I have $3$ equations and $2$ unknowns $x,y$ as following: $$ \left\{ \begin{array}{c} (\Delta_{11}*y^2 + \Delta_{12}*y + \Delta_{13})x^2 + (\Delta_{21}*y^2 + \Delta_{22}*y + \Delta_{23})x + \Delta_{31}*y^2 + \Delta_{32}*y + \Delta_{33} = 0 \\ (\Omega_{11}*y^2 + \Omega_{12}*y + \Omega_{13})x^2 + (\Omega_{21}*y^2 + \Omega_{22}*y + \Omega_{23})x + \Omega_{31}*y^2 + \Omega_{32}*y + \Omega_{33} = 0 \\ (\Gamma_{11}*y^2 + \Gamma_{12}*y + \Gamma_{13})x^2 + (\Gamma_{21}*y^2 + \Gamma_{22}*y + \Gamma_{23})x + \Gamma_{31}*y^2 + \Gamma_{32}*y + \Gamma_{33} = 0 \\ \end{array} \right. $$ where $\Delta_{i,j}$, $\Omega_{i,j}$ and $\Gamma_{i,j}$ are known values.

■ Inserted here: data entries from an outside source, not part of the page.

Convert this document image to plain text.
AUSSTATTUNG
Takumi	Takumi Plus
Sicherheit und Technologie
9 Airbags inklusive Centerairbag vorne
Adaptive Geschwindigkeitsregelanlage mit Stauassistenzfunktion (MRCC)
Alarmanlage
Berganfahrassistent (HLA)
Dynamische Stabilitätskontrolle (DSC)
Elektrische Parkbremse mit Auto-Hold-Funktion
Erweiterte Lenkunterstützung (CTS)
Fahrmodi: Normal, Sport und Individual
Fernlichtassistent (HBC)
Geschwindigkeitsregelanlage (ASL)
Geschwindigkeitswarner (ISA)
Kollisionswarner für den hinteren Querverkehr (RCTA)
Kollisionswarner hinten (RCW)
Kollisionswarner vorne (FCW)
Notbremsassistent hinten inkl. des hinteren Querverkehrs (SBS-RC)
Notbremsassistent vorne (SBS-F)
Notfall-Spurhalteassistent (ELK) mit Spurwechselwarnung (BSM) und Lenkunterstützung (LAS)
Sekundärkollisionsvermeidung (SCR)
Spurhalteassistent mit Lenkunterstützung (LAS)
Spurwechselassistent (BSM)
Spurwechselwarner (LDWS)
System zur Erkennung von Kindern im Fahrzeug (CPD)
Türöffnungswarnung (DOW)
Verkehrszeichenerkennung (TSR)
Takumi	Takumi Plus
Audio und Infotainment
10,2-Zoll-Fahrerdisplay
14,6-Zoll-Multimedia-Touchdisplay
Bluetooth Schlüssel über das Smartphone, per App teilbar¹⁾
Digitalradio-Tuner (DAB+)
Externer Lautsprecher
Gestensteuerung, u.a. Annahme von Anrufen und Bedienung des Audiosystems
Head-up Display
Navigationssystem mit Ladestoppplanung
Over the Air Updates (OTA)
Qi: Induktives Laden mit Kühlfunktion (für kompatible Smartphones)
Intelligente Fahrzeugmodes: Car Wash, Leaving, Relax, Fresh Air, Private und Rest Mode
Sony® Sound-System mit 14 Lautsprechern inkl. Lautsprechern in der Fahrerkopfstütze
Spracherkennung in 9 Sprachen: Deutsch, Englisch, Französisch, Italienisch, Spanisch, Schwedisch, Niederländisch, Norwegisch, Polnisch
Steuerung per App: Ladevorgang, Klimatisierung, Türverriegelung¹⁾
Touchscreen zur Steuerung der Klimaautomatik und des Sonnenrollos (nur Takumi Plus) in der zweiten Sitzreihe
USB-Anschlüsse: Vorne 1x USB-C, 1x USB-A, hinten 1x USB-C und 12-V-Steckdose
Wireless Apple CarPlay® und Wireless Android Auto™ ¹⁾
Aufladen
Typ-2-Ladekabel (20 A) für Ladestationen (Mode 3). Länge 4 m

Is it possible to solve this system of equations for $x,y$?
Thank you very much for your help!
HINT.-When you have a linear system in $x^2, x$ such as $$\begin{cases}A_1x^2+A_2x+A_3=0\\B_1x^2+B_2x+B_3=0\\C_1x^2+C_2x+C_3=0\end{cases}$$ you can see it as a system in three unkowns $x^2,x,w$ so you have $$\begin{pmatrix}A_1&A_2&A_3\\B_1&B_2&B_3\\C_1&C_2&C_3\end{pmatrix}\cdot\begin{pmatrix}x^2\\x\\w\end{pmatrix}=\begin{pmatrix}0\\0\\0\end{pmatrix}$$
Now, since you have the obvious solution $(0,0,0)$ besides of the main solutions the solution of this system is not unique hence the determinant of the matrix of coefficients must be equal to $0$.
This gives a polynomial equation in $y$ of degree $6$.After solving this equation you have for each root a quadratic equation giving the corresponding values of $x$.